2013-02-21 14:57:07

Cardinal Ravasi: sin an aberration


(Vatican Radio) Pope Benedict XVI continued his Lenten spiritual exercises on Thursday in the Redemptoris mater chapel of the Apostolic Palace at the Vatican. The retreat leader, President of the Pontifical Council for Culture Cardinal Gianfranco Ravasi, focused his first morning meditation on the phenomenon of human sinfulness, with a view to God’s work of reconciliation, in which human beings are called to cooperate through repentance and acts of penance.

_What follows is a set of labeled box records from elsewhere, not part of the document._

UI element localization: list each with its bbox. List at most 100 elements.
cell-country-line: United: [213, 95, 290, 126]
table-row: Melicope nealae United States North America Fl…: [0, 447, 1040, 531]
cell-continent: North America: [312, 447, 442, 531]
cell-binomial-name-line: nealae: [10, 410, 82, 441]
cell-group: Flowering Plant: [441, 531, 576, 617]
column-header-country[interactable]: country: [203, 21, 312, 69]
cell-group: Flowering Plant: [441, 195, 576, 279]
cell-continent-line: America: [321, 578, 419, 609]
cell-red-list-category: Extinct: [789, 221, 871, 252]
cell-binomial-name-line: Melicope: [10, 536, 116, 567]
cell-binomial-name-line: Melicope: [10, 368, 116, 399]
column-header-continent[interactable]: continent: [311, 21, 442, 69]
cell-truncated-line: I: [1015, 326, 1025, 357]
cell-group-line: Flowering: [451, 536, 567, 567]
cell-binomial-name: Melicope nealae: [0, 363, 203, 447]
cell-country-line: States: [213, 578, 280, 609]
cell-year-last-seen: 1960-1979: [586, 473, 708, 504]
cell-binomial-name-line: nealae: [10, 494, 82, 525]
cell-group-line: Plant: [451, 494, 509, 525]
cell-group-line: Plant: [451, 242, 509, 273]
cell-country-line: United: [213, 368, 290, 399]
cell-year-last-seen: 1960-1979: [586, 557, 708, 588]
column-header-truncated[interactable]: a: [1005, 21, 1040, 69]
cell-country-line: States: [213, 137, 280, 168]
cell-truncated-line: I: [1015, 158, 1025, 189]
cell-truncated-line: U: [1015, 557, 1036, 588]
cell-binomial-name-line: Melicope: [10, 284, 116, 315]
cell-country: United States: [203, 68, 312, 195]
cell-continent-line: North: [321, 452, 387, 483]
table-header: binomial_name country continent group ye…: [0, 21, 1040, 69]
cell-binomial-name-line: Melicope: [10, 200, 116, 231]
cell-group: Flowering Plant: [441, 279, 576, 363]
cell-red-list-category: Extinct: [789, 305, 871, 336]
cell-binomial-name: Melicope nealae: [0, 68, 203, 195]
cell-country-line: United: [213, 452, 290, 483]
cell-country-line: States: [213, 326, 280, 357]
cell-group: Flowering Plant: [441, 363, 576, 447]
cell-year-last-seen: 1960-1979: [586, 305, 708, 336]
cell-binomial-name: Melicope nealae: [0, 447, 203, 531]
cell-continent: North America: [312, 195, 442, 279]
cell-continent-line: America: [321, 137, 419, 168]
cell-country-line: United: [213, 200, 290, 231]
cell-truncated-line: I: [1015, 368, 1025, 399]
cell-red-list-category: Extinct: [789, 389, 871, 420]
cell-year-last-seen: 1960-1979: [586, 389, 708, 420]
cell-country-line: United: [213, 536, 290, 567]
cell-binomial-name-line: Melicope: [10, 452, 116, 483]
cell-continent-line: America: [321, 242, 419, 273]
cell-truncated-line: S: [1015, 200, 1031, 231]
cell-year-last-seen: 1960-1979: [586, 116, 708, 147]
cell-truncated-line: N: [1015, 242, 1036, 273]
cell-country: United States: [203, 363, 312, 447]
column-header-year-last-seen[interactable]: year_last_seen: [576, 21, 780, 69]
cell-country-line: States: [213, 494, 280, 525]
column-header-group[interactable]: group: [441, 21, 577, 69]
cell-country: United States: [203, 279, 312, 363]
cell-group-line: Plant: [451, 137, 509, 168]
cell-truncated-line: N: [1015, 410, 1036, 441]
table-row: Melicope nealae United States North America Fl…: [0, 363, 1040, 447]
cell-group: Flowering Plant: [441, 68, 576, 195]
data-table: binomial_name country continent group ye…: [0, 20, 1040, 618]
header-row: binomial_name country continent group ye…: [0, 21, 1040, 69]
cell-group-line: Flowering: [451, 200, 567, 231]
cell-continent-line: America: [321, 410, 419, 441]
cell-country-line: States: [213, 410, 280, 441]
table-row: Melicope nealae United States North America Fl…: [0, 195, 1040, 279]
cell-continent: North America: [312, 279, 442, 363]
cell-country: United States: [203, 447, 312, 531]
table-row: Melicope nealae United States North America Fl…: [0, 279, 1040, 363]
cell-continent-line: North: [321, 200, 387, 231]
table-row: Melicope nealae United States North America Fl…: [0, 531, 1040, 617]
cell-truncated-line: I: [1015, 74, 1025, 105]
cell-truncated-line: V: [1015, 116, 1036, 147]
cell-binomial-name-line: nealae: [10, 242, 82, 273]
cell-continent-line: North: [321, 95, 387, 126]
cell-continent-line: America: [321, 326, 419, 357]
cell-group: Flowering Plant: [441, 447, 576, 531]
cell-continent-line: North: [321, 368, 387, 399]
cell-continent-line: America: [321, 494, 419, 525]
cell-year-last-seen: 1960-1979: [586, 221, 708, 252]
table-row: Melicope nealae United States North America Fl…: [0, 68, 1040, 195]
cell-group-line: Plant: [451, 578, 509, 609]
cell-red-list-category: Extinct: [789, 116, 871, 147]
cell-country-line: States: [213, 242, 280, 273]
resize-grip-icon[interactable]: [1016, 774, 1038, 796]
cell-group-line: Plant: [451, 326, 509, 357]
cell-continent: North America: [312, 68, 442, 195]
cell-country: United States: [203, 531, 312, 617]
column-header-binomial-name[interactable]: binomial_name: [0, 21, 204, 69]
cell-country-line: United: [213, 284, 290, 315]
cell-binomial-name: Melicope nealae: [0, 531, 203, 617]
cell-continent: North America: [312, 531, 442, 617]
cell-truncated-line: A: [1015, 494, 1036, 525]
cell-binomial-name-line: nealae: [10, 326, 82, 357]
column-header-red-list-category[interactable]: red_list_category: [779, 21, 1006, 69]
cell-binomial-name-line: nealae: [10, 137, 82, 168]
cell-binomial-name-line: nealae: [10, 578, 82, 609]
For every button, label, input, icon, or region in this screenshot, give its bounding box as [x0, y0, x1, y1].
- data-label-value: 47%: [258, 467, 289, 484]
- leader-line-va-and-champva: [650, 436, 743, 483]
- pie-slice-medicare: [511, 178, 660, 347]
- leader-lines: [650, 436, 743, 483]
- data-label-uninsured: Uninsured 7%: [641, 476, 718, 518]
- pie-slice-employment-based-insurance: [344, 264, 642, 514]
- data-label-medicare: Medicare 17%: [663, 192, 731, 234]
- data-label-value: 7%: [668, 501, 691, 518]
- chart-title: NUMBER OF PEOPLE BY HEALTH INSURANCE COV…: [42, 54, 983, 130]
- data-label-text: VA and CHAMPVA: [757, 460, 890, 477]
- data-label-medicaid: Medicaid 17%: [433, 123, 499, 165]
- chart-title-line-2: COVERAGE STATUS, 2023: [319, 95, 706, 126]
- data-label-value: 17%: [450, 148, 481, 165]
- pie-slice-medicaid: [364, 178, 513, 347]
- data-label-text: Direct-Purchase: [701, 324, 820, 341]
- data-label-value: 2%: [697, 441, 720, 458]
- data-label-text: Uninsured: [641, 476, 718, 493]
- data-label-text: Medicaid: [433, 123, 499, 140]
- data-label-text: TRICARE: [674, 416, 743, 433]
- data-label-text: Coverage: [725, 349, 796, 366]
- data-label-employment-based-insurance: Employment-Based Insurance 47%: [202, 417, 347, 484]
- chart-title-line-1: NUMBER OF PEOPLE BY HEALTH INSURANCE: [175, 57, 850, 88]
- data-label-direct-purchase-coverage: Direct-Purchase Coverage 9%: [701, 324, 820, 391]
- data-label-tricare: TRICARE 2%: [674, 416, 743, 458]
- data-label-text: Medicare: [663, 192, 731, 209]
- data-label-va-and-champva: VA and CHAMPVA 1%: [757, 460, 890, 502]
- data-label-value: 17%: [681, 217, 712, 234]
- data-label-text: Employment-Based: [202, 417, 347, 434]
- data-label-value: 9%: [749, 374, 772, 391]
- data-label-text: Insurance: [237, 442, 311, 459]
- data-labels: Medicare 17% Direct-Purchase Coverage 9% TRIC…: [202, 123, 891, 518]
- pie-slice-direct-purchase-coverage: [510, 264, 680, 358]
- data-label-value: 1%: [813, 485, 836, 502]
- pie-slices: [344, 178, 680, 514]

Taking the penitential Psalms 51 and 130 as his guides and principal texts, Cardinal Ravasi explained that, “[I]n biblical spirituality, the classical pair ‘crime and punishment’ are transformed into a trio: ‘Crime, punishment and forgiveness’.” He went on to say, “Sin is an aberration that distances us from God,” a rebellion of the will and a distortion of our very being. Following the teaching of St Paul the Apostle, Cardinal Ravasi explained that, in Christ, God has reconciled us to Himself: He has made an end to rebellion through obedience even unto death, and re-established the way to true human greatness, which is Divine perfection, itself. Our task is in the first to seek and trust in the power of God to forgive our transgressions. Listen: RealAudioMP3

In his second meditation, titled, “Absence and nothingness”, Cardinal Ravasi focused on the drama of the human person without God. “The absence of God is felt painfully and disturbingly, even by believers,” he said, expounding Psalms 14 and 22. Cardinal Ravasi went on to explain that, “Faith includes absence, silence, bewilderment.” Nevertheless, “Absence is not God’s last word,” he said, citing Psalm 22, which concludes with the astonishing salvific response of God Himself to the anguished cries of His servant, who then proceeds to praise his Saviour, who, “has not despised or abhorred the affliction of the afflicted; and he has not hid his face from him, but has heard, when he cried to him.”